Warum ein Anti-China-Bündnis mit Russ­land Europa spalten würde

Inspi­riert ist dieses Denken von Medi­en­be­rich­ten, Henry Kis­sin­ger habe Donald Trump zu Beginn seiner Amts­zeit die Annä­he­rung an Russ­land geraten, um China ein­zu­däm­men. Kis­sin­ger selbst bestrei­tet das.
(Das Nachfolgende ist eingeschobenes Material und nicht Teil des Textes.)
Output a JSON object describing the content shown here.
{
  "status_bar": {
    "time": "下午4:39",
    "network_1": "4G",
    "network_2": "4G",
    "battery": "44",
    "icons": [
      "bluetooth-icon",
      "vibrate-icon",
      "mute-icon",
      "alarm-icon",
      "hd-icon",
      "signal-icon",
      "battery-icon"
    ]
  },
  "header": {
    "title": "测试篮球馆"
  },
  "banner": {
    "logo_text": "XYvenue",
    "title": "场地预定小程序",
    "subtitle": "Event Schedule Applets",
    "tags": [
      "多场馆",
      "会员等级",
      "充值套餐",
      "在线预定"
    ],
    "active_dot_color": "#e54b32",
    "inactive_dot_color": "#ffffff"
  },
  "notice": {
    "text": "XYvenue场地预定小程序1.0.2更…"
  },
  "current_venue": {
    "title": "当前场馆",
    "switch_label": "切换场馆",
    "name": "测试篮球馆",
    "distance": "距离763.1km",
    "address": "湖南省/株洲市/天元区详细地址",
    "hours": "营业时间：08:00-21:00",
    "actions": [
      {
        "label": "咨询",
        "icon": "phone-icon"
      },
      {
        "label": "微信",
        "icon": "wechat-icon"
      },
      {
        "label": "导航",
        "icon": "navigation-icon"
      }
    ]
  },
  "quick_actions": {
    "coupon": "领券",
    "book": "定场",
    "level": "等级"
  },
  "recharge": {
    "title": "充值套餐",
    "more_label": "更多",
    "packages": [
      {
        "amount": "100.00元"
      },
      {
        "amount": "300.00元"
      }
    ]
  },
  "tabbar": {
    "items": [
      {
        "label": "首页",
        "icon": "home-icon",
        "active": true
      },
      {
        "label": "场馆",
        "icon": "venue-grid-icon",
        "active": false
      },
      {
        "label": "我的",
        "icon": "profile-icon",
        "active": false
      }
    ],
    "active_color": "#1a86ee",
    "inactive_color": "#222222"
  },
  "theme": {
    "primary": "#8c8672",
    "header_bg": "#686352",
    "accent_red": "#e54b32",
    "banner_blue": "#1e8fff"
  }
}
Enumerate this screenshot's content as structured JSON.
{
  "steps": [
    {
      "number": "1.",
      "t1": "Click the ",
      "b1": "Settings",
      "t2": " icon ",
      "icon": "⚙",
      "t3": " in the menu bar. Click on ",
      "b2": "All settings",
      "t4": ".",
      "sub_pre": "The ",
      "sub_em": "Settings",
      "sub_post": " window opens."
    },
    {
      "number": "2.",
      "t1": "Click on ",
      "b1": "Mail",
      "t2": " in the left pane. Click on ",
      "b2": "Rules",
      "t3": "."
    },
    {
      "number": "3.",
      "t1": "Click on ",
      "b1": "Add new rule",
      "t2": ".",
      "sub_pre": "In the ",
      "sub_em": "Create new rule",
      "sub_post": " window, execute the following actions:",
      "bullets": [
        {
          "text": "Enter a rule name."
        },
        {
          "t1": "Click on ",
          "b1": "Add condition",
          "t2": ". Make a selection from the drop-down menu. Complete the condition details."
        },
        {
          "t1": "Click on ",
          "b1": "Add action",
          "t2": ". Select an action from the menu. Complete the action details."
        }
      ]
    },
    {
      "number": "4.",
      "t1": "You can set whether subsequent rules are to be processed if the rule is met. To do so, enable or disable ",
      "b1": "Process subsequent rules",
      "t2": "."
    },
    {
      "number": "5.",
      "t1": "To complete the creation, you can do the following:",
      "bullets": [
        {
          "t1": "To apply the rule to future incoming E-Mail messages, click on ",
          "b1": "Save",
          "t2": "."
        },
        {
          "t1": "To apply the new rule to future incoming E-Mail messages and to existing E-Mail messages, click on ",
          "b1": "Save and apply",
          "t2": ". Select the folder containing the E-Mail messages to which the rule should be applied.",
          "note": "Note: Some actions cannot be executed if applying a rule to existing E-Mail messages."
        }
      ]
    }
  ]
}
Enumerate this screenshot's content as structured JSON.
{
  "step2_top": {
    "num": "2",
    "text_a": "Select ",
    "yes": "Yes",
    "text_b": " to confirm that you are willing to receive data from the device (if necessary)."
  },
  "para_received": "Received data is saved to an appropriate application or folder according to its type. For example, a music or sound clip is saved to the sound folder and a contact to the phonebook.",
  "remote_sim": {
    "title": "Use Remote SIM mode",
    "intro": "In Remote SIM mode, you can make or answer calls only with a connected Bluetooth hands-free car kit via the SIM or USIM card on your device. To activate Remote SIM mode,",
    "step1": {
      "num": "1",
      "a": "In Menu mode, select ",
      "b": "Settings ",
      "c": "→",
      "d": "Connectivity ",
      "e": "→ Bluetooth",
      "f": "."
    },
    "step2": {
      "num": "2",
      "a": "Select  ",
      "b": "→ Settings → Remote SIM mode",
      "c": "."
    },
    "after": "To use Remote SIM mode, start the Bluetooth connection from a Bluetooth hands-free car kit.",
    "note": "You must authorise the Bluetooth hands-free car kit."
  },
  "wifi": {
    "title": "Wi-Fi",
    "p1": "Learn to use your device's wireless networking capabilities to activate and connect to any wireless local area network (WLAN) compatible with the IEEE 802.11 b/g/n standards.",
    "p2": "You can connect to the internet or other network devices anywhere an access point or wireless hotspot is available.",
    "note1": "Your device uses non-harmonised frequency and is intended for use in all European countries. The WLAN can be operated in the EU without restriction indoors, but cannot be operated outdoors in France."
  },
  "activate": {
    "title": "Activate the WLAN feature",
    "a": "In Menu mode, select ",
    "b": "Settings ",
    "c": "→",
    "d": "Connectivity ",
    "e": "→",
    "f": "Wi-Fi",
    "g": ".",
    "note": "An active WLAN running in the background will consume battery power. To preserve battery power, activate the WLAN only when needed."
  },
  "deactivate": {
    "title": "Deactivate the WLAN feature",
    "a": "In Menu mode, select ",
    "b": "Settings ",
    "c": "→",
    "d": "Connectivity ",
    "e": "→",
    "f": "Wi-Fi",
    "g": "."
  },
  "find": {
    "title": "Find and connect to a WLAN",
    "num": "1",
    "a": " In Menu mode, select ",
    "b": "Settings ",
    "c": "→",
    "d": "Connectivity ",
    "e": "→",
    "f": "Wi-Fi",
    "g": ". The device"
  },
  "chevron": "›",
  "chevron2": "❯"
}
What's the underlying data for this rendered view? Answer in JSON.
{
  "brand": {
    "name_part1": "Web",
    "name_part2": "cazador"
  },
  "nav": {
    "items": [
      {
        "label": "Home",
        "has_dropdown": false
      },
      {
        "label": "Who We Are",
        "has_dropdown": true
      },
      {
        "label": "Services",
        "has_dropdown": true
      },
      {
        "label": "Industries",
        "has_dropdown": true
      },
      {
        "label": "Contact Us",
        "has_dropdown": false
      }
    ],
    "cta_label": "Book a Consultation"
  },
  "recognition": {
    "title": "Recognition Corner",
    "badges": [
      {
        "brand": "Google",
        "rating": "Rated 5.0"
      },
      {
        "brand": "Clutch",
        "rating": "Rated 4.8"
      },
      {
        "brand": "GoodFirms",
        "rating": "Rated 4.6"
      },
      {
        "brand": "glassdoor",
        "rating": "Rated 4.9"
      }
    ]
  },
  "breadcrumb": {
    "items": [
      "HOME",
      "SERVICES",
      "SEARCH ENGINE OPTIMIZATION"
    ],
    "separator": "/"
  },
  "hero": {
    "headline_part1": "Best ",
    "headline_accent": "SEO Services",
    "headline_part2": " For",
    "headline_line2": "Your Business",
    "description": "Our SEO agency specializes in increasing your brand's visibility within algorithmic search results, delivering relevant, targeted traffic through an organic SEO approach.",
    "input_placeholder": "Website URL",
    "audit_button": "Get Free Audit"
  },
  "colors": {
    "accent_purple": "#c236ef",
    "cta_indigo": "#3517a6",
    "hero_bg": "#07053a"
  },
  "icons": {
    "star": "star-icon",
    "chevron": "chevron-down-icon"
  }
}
Aber die Ein­gän­gig­keit des Argu­ments ist in Erin­ne­rung geblie­ben: Ist es viel­leicht auch Zeit für einen euro­päi­schen Kissingerismus?

Aus drei Gründen ist diese Ratio­nale nicht nur naiv, sondern auch poli­tisch riskant und könnte im schlimms­ten Fall zur Spal­tung der Euro­päer sowie zu einer Haltung gegen­über Russ­land führen, die als “carte blanche” in Moskau wahr­ge­nom­men wird — ob für seine Politik in Ost­eu­ropa oder im Nahen und Mitt­le­ren Osten.

Erstens über­schätzt Macron das Gewicht Europas und seinen Ein­fluss auf die Bezie­hung zwi­schen Moskau und Peking. Es ist ver­mes­sen anzu­neh­men, dass Europa einen Keil in die immer stra­te­gi­scher wer­den­den rus­sisch-chi­ne­si­schen Bezie­hun­gen treiben könnte. Selbst wenn Europa von heute auf morgen die Wirt­schafts­sank­tio­nen auf­he­ben und die poli­ti­sche Zusam­men­ar­beit mit Russ­land wieder auf­neh­men würde, wäre Moskau sicher­lich überaus erfreut — einen Ein­fluss auf die Bezie­hun­gen zu China hätte das kaum. China ist mitt­ler­weile der wich­tigste außen­po­li­ti­sche Partner Russ­lands. Des­we­gen sollte — zwei­tens — die Rele­vanz Chinas für Russ­land nicht unter­schätzt werden.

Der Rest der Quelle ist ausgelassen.